Le ministère de la Santé se penche actuellement sur des modalités de traitement d’hépatite C dans les services de santé chez les séropositifs. « Il y aura bientôt un médicament générique sur le marché et un comité étudie l’implémentation de cette mesure. Nous devons déterminer combien de séropositifs souffrant d’hépatite seront traités contre l’hépatite C », a déclaré le ministre de la Santé Anil Gayan lors de consultations hier après-midi avec les représentants d’organisations non gouvernementales (Ong), de plusieurs ministères, de la police, des prisons et du State Law Office, entres autres. Interrogé par la presse, Anil Gayan a précisé que la décision de déporter ou pas la ressortissante camerounaise infectée par le VIH/Sida relève de la prérogative du bureau du Premier ministre.
Le ministre de la Santé a indiqué que « la commission d’enquête sur la drogue viendra très vite avec des pouvoirs élargis » et a invité tous les stakeholders concernés à venir déposer devant cette commission, car, dit-il, « n’importe qui peut devenir victime de toxicomanie ». Le traitement de pré-exposition au VIH/sida, adopté avec un certain succès à l’étranger, a été évoqué, le Dr Pathak, coordinatrice de la lutte contre le VIH/sida, déclarant que le ministère de la Santé devait quantifier la demande pour ce type de traitement. « Nous devons étudier toute la question avant qu’une décision politique ne soit prise. » Les Ong présentes ont fait part de leur constat sur le terrain et de leurs demandes, notamment les grossesses d’adolescentes contaminées par le VIH/sida, la toxicomanie chez des jeunes de 13-14 ans, la liste d’attente pour le traitement substitutif à la méthadone, l’absence de services pour les mineurs sur la sexualité et la contraception, ainsi que l’impossibilité d’avoir accès aux écoles primaires gouvernementales pour les campagnes de prévention.
Les chiffres du ministère de la Santé sur l’infection du VIH/sida font état de 4 000 patients ayant reçu un traitement jusqu’ici dans les services de santé. En décembre 2014, 2 350 personnes ont été traitées aux antirétroviraux. L’année dernière, 97% des femmes enceintes séropositives ont été traitées pour prévenir la transmission de la mère à l’enfant. La contamination de la mère au nouveau-né a été réduite et, en 2013, seulement deux nourrissons ont été infectés. L’incidence du VIH/sida chez les femmes enceintes est restée en dessous de 1% à ce jour, excepté dans le groupe d’âge des 15-24 ans, où ce pourcentage a atteint 1,1% en 2014. Près de 108 000 tests de VIH/sida ont été effectués en 2014 au laboratoire de virologie et le ministère de la Santé estime que 10 000 personnes âgées de plus de 15 ans vivent avec le VIH/sida. À 2014, 953 décès ont été causés par le VIH/sida. Le pourcentage de nouveaux cas chez les toxicomanes par voie injectable a diminué pour atteindre 31% en 2013.

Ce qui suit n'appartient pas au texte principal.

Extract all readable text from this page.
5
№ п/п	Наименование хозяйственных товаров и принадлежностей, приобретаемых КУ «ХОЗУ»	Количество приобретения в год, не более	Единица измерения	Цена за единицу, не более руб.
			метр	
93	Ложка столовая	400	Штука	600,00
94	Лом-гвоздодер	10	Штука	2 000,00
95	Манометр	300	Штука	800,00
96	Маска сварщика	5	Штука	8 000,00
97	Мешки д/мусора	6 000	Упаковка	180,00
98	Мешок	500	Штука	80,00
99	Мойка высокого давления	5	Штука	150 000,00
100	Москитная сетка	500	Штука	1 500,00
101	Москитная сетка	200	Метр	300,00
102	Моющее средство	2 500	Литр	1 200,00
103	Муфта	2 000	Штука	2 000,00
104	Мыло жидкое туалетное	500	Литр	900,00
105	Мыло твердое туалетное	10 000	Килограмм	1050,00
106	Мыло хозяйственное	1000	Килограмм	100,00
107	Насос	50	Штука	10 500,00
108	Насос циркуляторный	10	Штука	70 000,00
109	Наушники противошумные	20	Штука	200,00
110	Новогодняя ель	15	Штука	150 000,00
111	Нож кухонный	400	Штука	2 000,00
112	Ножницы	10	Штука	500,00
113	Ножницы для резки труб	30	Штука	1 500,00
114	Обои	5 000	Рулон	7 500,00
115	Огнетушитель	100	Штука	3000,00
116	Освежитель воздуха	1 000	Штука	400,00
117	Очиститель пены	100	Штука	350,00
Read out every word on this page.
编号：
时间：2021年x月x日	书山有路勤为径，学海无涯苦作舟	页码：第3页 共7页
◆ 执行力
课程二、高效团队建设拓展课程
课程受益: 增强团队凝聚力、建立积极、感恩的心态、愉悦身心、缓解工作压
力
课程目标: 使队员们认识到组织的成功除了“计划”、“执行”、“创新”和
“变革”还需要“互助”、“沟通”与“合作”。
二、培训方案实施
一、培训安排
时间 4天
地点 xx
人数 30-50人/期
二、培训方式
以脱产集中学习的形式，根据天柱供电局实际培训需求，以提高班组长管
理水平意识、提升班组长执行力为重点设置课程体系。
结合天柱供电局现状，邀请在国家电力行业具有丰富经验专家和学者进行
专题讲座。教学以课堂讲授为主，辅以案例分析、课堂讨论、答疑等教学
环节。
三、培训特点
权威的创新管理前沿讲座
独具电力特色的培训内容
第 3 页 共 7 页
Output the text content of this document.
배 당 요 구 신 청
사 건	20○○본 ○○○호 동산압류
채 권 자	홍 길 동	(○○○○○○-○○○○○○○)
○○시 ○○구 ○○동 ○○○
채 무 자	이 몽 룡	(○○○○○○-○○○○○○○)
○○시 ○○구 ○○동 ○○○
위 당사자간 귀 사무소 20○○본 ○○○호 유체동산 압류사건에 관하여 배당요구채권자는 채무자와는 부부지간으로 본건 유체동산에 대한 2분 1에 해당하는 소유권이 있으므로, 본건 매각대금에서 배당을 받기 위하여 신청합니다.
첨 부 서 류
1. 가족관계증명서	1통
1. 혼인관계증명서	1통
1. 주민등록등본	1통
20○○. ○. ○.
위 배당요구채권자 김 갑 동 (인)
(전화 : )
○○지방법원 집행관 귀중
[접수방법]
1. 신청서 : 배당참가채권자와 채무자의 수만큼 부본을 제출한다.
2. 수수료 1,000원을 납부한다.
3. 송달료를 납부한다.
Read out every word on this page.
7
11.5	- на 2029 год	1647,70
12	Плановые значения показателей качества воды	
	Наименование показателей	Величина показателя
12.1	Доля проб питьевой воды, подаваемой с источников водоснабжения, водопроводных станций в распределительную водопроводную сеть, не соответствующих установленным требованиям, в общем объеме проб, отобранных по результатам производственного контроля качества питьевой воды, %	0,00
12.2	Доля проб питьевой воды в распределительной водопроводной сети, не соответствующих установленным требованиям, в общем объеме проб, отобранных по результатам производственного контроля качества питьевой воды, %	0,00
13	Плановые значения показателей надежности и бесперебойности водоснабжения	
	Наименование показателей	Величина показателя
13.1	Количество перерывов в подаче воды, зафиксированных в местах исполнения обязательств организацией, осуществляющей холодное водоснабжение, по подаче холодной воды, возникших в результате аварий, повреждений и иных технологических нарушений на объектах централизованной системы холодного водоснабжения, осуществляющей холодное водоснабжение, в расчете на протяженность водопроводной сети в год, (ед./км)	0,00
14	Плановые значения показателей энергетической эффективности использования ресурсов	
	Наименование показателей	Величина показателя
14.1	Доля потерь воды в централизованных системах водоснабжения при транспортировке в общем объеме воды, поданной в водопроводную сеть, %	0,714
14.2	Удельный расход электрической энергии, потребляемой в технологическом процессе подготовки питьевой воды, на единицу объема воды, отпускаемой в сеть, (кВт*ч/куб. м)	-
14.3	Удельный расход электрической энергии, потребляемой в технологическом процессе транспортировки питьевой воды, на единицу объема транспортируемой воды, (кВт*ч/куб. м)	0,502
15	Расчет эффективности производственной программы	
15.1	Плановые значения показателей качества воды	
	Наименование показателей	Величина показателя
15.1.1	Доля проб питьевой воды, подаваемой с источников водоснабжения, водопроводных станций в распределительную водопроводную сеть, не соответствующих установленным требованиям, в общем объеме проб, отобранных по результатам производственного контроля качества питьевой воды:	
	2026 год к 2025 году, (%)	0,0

Concernant l’accès au traitement à la méthadone pour ceux ne pouvant se déplacer, un médecin devrait se rendre à domicile pour prescrire des médicaments de substitution. Le ministre de la Santé a enjoint les Ong à faire parvenir leurs demandes au Dr Pathak, de la cellule de coordination nationale pour le VIH/sida. À noter qu’après un “screening” des demandes de traitement à la méthadone, 30 personnes figurent actuellement sur une liste d’attente.